Union Minister Hardeep Singh Puri on Thursday strongly criticised Congress MP Rahul Gandhi over allegations linked to references to his name in recently released US Department of Justice documents connected to Jeffrey Epstein.
Responding to Gandhi’s claims that the mentions had compromised India’s trade agreement with the United States, Puri dismissed the charge and said he had done nothing improper.
Speaking to media, Puri said he had met Epstein on two occasions but clarified that the meetings were arranged for official purposes and were not initiated by him.
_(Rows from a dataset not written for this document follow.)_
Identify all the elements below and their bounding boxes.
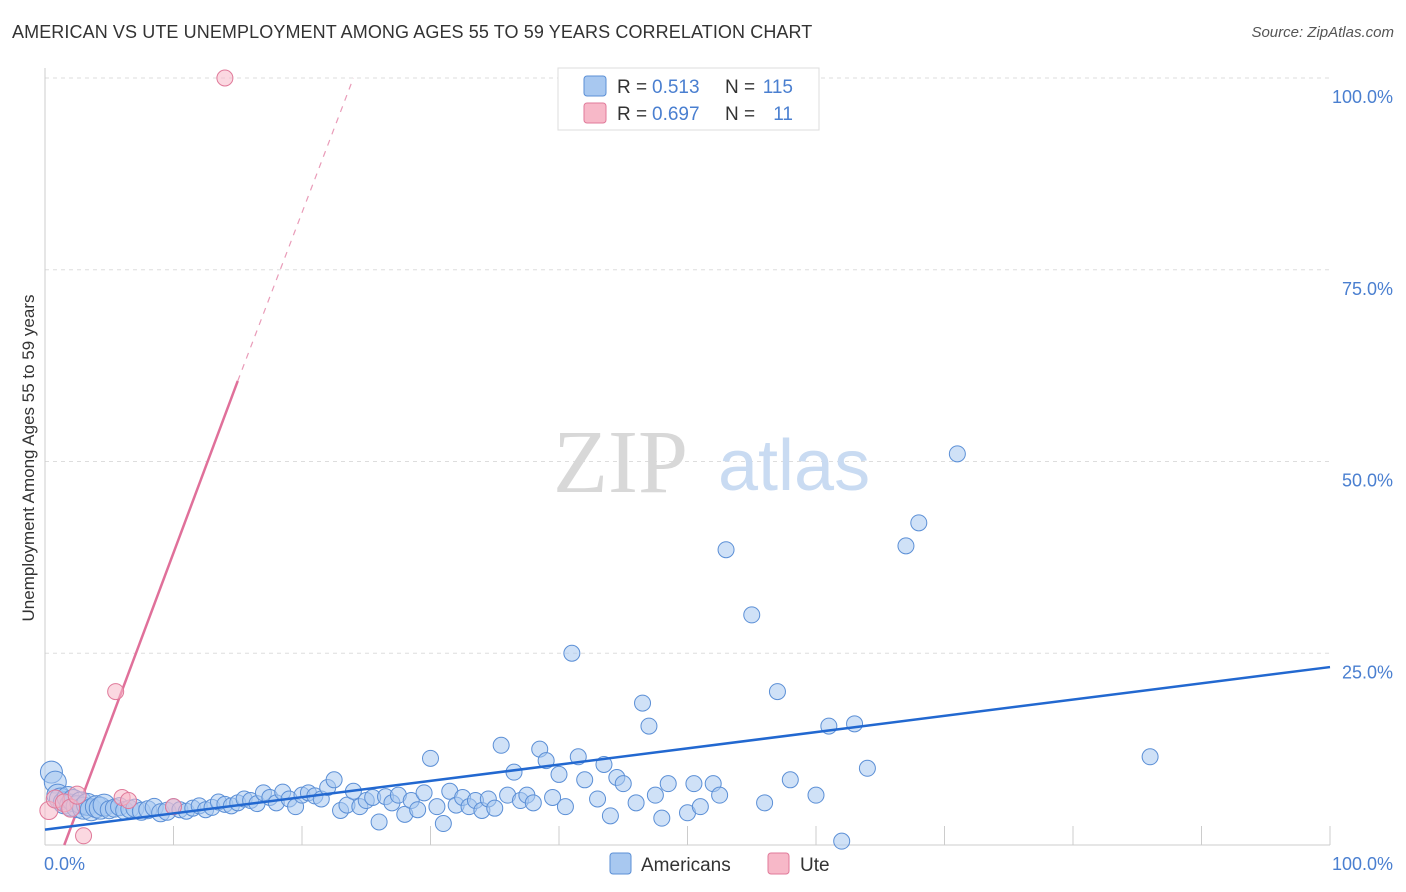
americans-points xyxy=(39,445,1159,850)
americans-point-112 xyxy=(781,771,799,789)
americans-point-88 xyxy=(556,798,574,816)
legend-swatch-ute xyxy=(583,102,607,124)
americans-point-77 xyxy=(486,799,504,817)
watermark-zip: ZIP xyxy=(553,413,688,512)
y-tick-label-25: 25.0% xyxy=(1342,662,1393,682)
americans-point-121 xyxy=(1141,748,1159,766)
ute-point-4 xyxy=(67,785,87,805)
x-axis: 0.0% 100.0% xyxy=(44,68,1393,874)
americans-point-116 xyxy=(846,715,864,733)
legend-ute-r-label: R = xyxy=(617,104,647,125)
americans-point-59 xyxy=(370,813,388,831)
americans-point-113 xyxy=(807,786,825,804)
legend-ute-n-value: 11 xyxy=(773,104,793,125)
americans-point-86 xyxy=(544,788,562,806)
ute-trend-dashed xyxy=(237,77,354,382)
americans-point-69 xyxy=(434,815,452,833)
legend-ute-n-label: N = xyxy=(725,104,755,125)
americans-point-98 xyxy=(634,694,652,712)
americans-point-78 xyxy=(492,736,510,754)
legend-americans-n-label: N = xyxy=(725,77,755,98)
americans-point-105 xyxy=(691,798,709,816)
americans-point-67 xyxy=(422,749,439,767)
americans-point-118 xyxy=(897,537,915,555)
americans-point-83 xyxy=(524,794,542,812)
grid xyxy=(45,77,1330,654)
americans-point-92 xyxy=(589,790,607,808)
y-tick-label-75: 75.0% xyxy=(1342,279,1393,299)
bottom-legend-americans: Americans xyxy=(641,855,731,876)
ute-trend-line xyxy=(63,77,354,846)
ute-trend-solid xyxy=(63,380,239,846)
ute-point-5 xyxy=(75,827,93,845)
y-axis-tick-labels: 25.0% 50.0% 75.0% 100.0% xyxy=(1332,87,1393,682)
x-tick-label-max: 100.0% xyxy=(1332,854,1393,874)
americans-point-107 xyxy=(711,786,729,804)
americans-point-66 xyxy=(415,784,433,802)
americans-point-110 xyxy=(756,794,774,812)
americans-point-109 xyxy=(743,606,761,624)
americans-point-101 xyxy=(653,809,671,827)
americans-point-87 xyxy=(550,765,568,783)
americans-point-99 xyxy=(640,717,658,735)
ute-point-8 xyxy=(120,792,138,810)
americans-point-52 xyxy=(325,771,343,789)
source-credit: Source: ZipAtlas.com xyxy=(1251,24,1394,41)
legend: R = 0.513 N = 115 R = 0.697 N = 11 xyxy=(557,67,820,131)
americans-point-68 xyxy=(428,798,446,816)
bottom-legend: Americans Ute xyxy=(609,852,830,876)
americans-point-115 xyxy=(833,832,851,850)
x-tick-label-min: 0.0% xyxy=(44,854,85,874)
americans-point-108 xyxy=(717,541,735,559)
legend-swatch-americans xyxy=(583,75,607,97)
americans-point-102 xyxy=(659,775,677,793)
americans-point-100 xyxy=(646,786,664,804)
americans-point-65 xyxy=(409,801,427,819)
ute-point-10 xyxy=(216,69,234,87)
americans-point-94 xyxy=(601,807,619,825)
bottom-legend-swatch-ute xyxy=(767,852,790,875)
y-axis-title: Unemployment Among Ages 55 to 59 years xyxy=(19,295,38,622)
americans-trend-solid xyxy=(44,665,1331,831)
y-tick-label-100: 100.0% xyxy=(1332,87,1393,107)
bottom-legend-swatch-americans xyxy=(609,852,632,875)
y-tick-label-50: 50.0% xyxy=(1342,471,1393,491)
americans-point-104 xyxy=(685,775,703,793)
ute-points xyxy=(39,69,234,845)
americans-point-120 xyxy=(948,445,966,463)
legend-ute-r-value: 0.697 xyxy=(652,104,700,125)
americans-point-111 xyxy=(768,683,786,701)
watermark: ZIP atlas xyxy=(553,413,870,512)
americans-point-119 xyxy=(910,514,928,532)
americans-point-96 xyxy=(614,775,632,793)
americans-trend-line xyxy=(44,665,1331,831)
legend-americans-r-value: 0.513 xyxy=(652,77,700,98)
legend-americans-n-value: 115 xyxy=(763,77,793,98)
americans-point-117 xyxy=(858,759,876,777)
americans-point-97 xyxy=(627,794,645,812)
legend-americans-r-label: R = xyxy=(617,77,647,98)
ute-point-6 xyxy=(107,683,125,701)
watermark-atlas: atlas xyxy=(718,426,870,506)
bottom-legend-ute: Ute xyxy=(800,855,830,876)
americans-point-91 xyxy=(576,771,594,789)
chart-title: AMERICAN VS UTE UNEMPLOYMENT AMONG AGES … xyxy=(12,22,813,42)
americans-point-89 xyxy=(563,644,581,662)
“I didn’t seek meetings… they were set up for me,” he said, adding that two meetings did not amount to guilt by association. He emphasised that he was not part of the government at the time and said he “comes out smelling of roses” from the episode.
Row over trade agreement
The minister rejected the suggestion that references in the so-called Epstein files had placed pressure on Prime Minister Narendra Modi in negotiating a trade and tariff agreement with the United States.
Puri said that if Rahul Gandhi read the text of the India-US agreement carefully, he would understand that it is part of an interim framework that had been in the works. He stressed that for a country like India, with nearly 50 per cent of its GDP linked to the external sector, trade agreements are vital.
Taking a sharp dig at the Congress leader, Puri said Gandhi was “making a mountain out of a molehill” and accused him of not properly reading the agreement before commenting on it.
Gandhi’s allegation
On Wednesday, after speaking in the Lok Sabha and accusing Prime Minister Modi of “selling out Bharat Mata,” Rahul Gandhi claimed he had verified information that Hardeep Puri and businessman Anil Ambani were named in US Department of Justice records relating to Epstein.
Gandhi argued that the presence of Puri’s name in the files had created direct pressure on the Prime Minister, forcing him into what he described as a disadvantageous agreement for India in matters concerning farmers, data, energy security and defence.
He said no Prime Minister would compromise on such issues without facing “heavy pressure and a very strong chokehold.”
Puri responded by stating he had only met Epstein a handful of times and never in private. He said he had no interest in Epstein’s activities and added that Epstein had described him as “two-faced.”
Government response to Israel reference
Meanwhile, on January 31, Ministry of External Affairs spokesperson Randhir Jaiswal addressed reports of an email said to be part of the recently released tranche of documents that referenced Prime Minister Modi’s 2017 visit to Israel.
Jaiswal said that apart from the fact of the Prime Minister’s official visit to Israel in July 2017, the rest of the email’s references were “trashy ruminations” of a convicted criminal and deserved to be dismissed with contempt.
Fresh disclosures from US
Last month, the US Department of Justice released a new tranche of records from its files related to Epstein. The disclosure includes more than three million pages of documents, over 2,000 videos and 180,000 images.
The release follows the enactment of the Epstein Files Transparency Act, which mandates the opening of government files relating to Epstein and his longtime associate Ghislaine Maxwell.
Jeffrey Epstein died in a New York jail cell in August 2019, a month after he was indicted on federal sex trafficking charges. His death was ruled a suicide.